Raumzeitlichkeit urbaner Muße

London und Paris: Tor St. Denis/Boulevard

„Während vom Thore St. Denis an bis nach der Halle hinunter, allmählich Leben und Thätigkeit zu erwachen beginnen, der Gewürzkrämer, in Nachtmütze und Pantoffeln, gähnend seinen Laden öffnet, der Weischenke in der noch verschlossenen Kneipe, ohne Zeugen und Municipalität, den ungestümen Bachus mit der friedlichen Seine vermählt, und die Bäckerin, andächtig ihr Morgenlied singend, bei verriegelter Thür, die zur Ausstellung bestimmten Brote aussucht, welche die Polizei kühnlich wägen mag; während hier die Glut der Schmiede wie ein Nordlicht an den benachbarten Häusern hinauf scheint, und die Tritte der Fußgänger allmählich von dem Rasseln der Wägen übertäubt werden, herrschen in den Seitenstraßen noch immer Nacht und tiefe Stille, so daß die Katzen, die doch sonst das mindeste Geräusch verscheucht, ihre zärtlichen Elegien mitten auf der Gasse anstimmen. Nur hier und da hinter dem dick bestaubten Fenster eines Pferdestalls oder einer Küche blinkt ein mattes Lämpchen auf; ein Portier, durch das Alter schlaflos gemacht, öffnet die Hausthür und kommt mit dem Besen zum Vorschein, um die Gosse auszufegen und weit umher eine stygische Atmosphäre zu verbreiten. Da und dort klopft an der Thür oder dem Fensterladen eines kleinen Hauses ein Handwerksgesell; aber er klopft leise, denn er will bloß den Meister, nicht aber dessen Frau und Kinder wecken, wohl wissend, daß Madame keine Freundin der Morgenröthe ist, und die kleine Familie sich noch immer früh genug unnütz machen wird.
Auf den nahen, freier gelegenen Boulevards, fängt indessen, sowohl der bürgerliche, als der natürliche Tag schon an zu grauen. Schon zieht eine lange Reihe vier- und fünfspänniger plumper Blockkarren langsam nach der Vorstadt zu, um aus den Eingeweiden des Montmartre Palläste, Monumente und Kirchthürme, oder vielmehr die ungeheuren Quader zu holen, woraus alle diese Prachtwerke hier erbauet werden.
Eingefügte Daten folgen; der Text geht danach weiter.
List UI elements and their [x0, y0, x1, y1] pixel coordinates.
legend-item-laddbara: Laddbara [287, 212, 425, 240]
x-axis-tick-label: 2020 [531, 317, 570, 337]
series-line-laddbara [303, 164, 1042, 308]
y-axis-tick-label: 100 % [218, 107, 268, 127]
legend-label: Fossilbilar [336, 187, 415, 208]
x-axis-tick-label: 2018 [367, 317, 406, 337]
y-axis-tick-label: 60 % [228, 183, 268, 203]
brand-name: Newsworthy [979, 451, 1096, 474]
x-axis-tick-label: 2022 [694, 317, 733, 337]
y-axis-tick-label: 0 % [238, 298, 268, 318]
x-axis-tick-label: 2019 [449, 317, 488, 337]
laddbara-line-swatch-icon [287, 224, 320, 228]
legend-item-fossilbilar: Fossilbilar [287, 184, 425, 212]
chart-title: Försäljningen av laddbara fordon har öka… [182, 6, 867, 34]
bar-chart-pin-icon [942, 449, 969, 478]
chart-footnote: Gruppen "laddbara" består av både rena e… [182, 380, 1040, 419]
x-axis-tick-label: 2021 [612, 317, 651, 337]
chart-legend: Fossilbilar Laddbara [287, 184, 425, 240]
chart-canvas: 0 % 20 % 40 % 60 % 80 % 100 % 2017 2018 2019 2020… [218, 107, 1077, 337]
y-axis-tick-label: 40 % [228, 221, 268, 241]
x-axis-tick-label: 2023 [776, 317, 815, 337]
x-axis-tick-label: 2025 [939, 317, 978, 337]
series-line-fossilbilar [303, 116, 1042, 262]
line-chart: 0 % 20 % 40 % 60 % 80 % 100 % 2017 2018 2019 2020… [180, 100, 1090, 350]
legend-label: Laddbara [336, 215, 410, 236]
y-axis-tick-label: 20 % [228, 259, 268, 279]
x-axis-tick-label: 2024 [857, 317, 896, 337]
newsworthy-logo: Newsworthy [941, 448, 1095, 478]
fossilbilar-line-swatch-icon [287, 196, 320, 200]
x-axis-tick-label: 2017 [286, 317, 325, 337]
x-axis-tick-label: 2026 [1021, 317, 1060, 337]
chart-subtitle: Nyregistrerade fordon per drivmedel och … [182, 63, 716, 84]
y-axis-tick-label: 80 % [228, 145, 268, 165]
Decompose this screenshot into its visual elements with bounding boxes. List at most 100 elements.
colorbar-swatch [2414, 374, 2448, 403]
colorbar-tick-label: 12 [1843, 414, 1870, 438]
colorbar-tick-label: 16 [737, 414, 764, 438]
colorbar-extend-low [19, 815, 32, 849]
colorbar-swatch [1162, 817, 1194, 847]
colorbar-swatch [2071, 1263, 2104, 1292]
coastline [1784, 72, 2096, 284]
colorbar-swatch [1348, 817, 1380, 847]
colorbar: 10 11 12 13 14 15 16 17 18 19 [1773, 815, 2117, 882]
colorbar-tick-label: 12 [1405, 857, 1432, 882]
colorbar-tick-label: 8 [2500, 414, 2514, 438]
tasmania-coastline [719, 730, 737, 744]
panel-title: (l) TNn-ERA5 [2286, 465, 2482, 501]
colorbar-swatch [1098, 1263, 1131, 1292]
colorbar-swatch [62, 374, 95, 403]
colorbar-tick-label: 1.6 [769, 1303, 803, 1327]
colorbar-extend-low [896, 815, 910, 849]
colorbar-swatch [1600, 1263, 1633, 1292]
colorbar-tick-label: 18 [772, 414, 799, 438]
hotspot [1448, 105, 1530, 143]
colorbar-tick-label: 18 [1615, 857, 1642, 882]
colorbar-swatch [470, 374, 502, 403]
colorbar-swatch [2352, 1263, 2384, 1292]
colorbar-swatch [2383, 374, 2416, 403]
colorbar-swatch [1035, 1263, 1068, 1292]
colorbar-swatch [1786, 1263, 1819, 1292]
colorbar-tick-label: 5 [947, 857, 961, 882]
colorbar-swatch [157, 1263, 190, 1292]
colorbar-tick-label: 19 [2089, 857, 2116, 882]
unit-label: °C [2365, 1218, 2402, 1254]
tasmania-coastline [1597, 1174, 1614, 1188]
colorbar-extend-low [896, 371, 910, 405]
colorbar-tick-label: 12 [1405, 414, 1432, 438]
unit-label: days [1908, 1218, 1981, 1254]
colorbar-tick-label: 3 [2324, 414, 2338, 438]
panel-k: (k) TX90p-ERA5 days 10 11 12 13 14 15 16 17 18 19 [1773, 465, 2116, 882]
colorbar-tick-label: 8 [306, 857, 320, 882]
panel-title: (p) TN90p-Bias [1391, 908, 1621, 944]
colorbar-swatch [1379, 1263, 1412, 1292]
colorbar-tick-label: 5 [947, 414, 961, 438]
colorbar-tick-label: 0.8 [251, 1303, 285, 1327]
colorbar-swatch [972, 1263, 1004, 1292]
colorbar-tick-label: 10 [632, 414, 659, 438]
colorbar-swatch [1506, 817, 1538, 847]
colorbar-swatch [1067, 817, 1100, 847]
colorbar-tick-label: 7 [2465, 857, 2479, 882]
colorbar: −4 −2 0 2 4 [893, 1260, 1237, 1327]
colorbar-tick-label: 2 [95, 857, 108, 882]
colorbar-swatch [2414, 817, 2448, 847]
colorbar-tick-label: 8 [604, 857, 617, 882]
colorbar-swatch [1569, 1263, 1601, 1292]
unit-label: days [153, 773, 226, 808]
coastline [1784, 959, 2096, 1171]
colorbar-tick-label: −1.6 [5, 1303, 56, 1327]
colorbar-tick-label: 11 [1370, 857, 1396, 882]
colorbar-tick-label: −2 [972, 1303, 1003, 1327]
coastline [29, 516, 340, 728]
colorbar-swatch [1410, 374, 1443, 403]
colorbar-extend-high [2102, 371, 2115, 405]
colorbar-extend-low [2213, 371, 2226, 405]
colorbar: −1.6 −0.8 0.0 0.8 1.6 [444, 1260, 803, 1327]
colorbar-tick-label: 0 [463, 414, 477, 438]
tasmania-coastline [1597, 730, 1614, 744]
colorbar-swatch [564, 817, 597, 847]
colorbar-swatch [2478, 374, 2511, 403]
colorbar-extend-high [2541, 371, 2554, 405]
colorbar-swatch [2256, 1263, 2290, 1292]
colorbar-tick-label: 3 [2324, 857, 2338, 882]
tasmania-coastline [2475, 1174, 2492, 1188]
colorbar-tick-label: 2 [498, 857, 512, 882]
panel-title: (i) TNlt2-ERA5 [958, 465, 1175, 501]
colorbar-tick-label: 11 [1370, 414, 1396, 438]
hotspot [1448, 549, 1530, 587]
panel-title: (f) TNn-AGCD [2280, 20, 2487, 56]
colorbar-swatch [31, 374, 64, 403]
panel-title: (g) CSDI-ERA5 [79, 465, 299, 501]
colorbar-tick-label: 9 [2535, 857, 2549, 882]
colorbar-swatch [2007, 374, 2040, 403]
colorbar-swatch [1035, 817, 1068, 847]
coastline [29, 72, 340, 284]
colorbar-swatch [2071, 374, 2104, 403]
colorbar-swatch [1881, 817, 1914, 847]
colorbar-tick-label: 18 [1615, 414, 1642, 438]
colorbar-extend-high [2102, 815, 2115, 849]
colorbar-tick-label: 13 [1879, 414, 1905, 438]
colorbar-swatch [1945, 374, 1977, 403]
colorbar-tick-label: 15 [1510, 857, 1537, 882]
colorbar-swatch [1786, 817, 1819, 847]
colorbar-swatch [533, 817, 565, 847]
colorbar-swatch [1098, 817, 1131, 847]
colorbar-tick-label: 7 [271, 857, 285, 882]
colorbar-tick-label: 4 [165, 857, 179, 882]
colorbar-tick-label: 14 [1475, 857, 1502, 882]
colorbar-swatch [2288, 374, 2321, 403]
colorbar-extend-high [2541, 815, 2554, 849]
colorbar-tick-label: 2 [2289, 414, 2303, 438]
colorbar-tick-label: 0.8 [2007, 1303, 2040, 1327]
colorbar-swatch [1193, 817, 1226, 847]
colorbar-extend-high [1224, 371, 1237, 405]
Neben jedem Karren schreitet, in blauem Kittel und grauem Filzhute, ein stämmiger Knecht, seine Morgenandacht verrichtend, das heißt, aus allen Leibeskräften mit der Peitsche knallend. Die riesenhaften Pferde, an diese Melodie gewöhnt, gehen darum nicht geschwinder. Aber das ist auch nicht seine Absicht; er knallet bloß, um den Charakter des gemeinen Mannes in Paris zu behaupten, der, bei jeder Arbeit viel Geschwätz, Lärm und Geschrei macht. Wer ihn nicht beschäftigt sieht, soll ihn wenigstens hören.“

„Wenn das Gewühl der Straßen nachmittags sichtbarer wird, so ist es dagegen in den Frühstunden ungleich hörbarer. Viele tausend noch ungesättigte Kehlen – der Schornsteinfeger und das Fischweib, der Scheerenschleifer und die Käsefrau, der Wasserträger und die Lumpensammlerin, der Schuhflicker und die Prezeldame, der Kartoffelnmann und das Obstmädchen, der Rebhühner-Händler und die Blumendirne u. s. w. u. s. w. – schreien auf einander los und mit einander um die Wette; die Männer im Discant, die Weiber im Baß; jeder und jede sucht sich durch einen eigenen Zetergesang auszuzeichnen, und man hört, besonders in der volkreichen Nachbarschaft des Palais-Royal, oft Trios und Quartette, die auch das geduldigste Trommelfell zerreißen möchten. Niemand setzt indessen demselben ärger zu, als das alte Weib, welches dort mit einem großen Korbe am Arm durch die Straße des bons enfans zieht – wo ich mich, mit Erlaubniß des Lesers, sogleich in einen Fiaker setzen werde, um meinen Morgenspaziergang zu endigen – und das, alle Dissonanzen durchmodulirend, mit einer Stimme, durchdringend und lieblich, wie das Trillen einer rostigen Wetterfahne, unablässig krächzt: „Voilà le Plaisir des Dames, voilà le Plaisir! Auch schreit sie nicht vergebens. Man sehe nur, wie die Kindermägde von allen Seiten herbei eilen, um dieses Plaisirs theilhaftig zu werden. Ein junger Mensch kauft sogar eine ganze Hand voll und will damit in ein Haus schlüpfen. Aber plötzlich springen zwei handfeste Männer hinter der Thür hervor, fassen ihn mit den Worten: „Endlich haben wir Dich!“ beim Kragen und schleppen ihn zum nächsten Polizei-Commissär.“

London und Paris, Bd. 23, 1810, 70–72; 86f.
Kommentar
In London und Paris verdeutlicht der anonyme Korrespondent ‚X.Y.‘, in welchem engen Verhältnis räumliche und zeitliche Komponenten bei der Beobachtung des frühen Pariser Morgens stehen können. Diese Art der Wahrnehmung verfügt dabei über gleich zwei Ebenen: Einerseits rückt der Korrespondent einzelne Örtlichkeiten in den Mittelpunkt und beschreibt ihre tageszeitliche Veränderung, die sich für den Berichterstatter als eine Vielzahl von einander abwechselnden Beobachtungsgegenständen niederschlägt. Gleichzeitig nimmt er aber auch einen innerstädtischen Vergleich vor: Indem er die Pariser Marktviertel und die Boulevards einander gegenüberstellt, gewinnen Raum und Zeit eine mehrdimensionale Qualität. Herausragend ist in seinem Bericht zudem die sinnliche Ebene: Sehen und Hören stellt der Korrespondent in seinen Beschreibungen in einen zeitlich dimensionierten Zusammenhang und ordnet sie hierarchisch einzelnen Tageszeiten zu.